I was listening to Radio 4 this morning & people were talking about their childhood & how it formed them. As I move into older age I do, very occasionally, think about what has made me the person I am. I feel oddly disconnected from it because it was so long ago & because my memories of it are very poor, but I know enough about psychology to know that our formative years are just that. The first 5 years lay down patterns of behaviour, habits & attitudes which are very hard to break as adults.
My home & my life was very ordinary in many ways. My father was a manual worker, who worked nights throughout my early years, so I rarely saw him. My mother had occasional, unskilled, part time jobs to suppliment his wage. They had both left school in very early adolescence. My father could read, but at the level of Tit Bits, the News of the World & Daily Mirror, which I later learned had a reading age of around 9. My mother was probably the cleverest one, but neither of them had had the opportunities I have had.
My mother valued education, but my father didn't really think it was important for girls. My mother won. I am eternally grateful.
I now realise how impoverished life was in the community of Higgins Lane. There were very few books in the house. I cannot remember ever having stories told or read to me. There was no music other than the "light" music of the radio in those post war years. There was no TV, so BBC radio provided all our entertainment. http://www.turnipnet.com/whirligig/radio/ Looking back it was all very unsophisticated - Educating Archie, Journey into Space, the Billy Cotton Bandshow....
Later on I remember going to Saturday morning cinema for children. http://www.1900s.org.uk/1940s50s-sat-m-pics.htm An auditorium full of excited children watching cartoons & black & white childrens films. I don't remember ever going to the cinema with my parents, but did bunk off Grammar school to go to the pictures in Birmingham town centre when I was older.

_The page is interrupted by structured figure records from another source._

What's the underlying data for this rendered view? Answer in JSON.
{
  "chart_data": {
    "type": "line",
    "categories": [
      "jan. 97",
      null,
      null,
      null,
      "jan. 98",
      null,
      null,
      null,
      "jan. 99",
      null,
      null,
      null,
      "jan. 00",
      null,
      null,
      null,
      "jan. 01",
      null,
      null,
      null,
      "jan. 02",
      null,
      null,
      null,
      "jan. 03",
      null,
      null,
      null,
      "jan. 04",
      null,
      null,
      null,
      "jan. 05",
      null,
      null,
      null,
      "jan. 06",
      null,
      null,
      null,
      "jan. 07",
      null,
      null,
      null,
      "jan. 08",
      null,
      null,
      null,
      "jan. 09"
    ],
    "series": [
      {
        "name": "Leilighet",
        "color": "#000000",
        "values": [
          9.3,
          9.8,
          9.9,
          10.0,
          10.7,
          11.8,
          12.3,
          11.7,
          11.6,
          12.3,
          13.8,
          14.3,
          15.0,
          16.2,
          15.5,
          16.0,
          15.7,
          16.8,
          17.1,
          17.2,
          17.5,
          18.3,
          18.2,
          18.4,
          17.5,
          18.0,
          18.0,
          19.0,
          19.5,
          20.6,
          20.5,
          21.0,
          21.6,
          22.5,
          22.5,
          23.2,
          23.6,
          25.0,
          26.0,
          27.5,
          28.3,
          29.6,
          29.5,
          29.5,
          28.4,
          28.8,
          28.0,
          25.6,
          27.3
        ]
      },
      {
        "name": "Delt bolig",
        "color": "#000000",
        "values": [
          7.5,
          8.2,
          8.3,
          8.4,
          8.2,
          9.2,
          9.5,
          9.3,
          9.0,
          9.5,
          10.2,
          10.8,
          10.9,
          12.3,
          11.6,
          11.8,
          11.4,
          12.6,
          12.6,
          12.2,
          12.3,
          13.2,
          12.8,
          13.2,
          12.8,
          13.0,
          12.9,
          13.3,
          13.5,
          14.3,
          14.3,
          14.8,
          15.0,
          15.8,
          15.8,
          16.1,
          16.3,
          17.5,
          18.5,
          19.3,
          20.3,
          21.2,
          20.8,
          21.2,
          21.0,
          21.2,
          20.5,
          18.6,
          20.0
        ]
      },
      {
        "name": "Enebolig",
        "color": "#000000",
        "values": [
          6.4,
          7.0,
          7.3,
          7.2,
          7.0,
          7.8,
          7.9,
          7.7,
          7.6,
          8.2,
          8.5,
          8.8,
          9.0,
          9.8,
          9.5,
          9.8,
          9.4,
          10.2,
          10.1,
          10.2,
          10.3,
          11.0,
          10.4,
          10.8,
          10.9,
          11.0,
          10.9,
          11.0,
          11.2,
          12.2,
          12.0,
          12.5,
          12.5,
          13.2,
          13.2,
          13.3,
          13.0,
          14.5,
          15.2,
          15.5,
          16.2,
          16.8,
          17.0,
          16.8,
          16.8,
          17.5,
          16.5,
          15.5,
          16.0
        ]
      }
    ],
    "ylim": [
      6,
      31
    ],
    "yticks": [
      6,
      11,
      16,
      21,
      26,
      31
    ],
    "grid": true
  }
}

I really don't remember much in the way of toys - balls, a skipping rope, marbles. I had a teddy & a doll, which for some unfathomable reason I remember as being black. I think I had the un PC "gollywog" too. There was a compendium of games like Snakes & Ladders too, but no one to play with.
There really wasn't much in the way of stimulation. Children amused themselves & adults didn't play with their children in the way that they do now. There was school & learning, (by rote mainly), and there was home, where you did as you were told & respected your elders regardless of whether they deserved that respect.
Yet my generation blossomed. We grew into adults who contributed to society in many different ways. We were not impoverished by poverty & lack of stimulus.
The world has turned. The opposite is now true here. Children have opportunities we would have wondered at in disbelief. I wonder what difference that will make.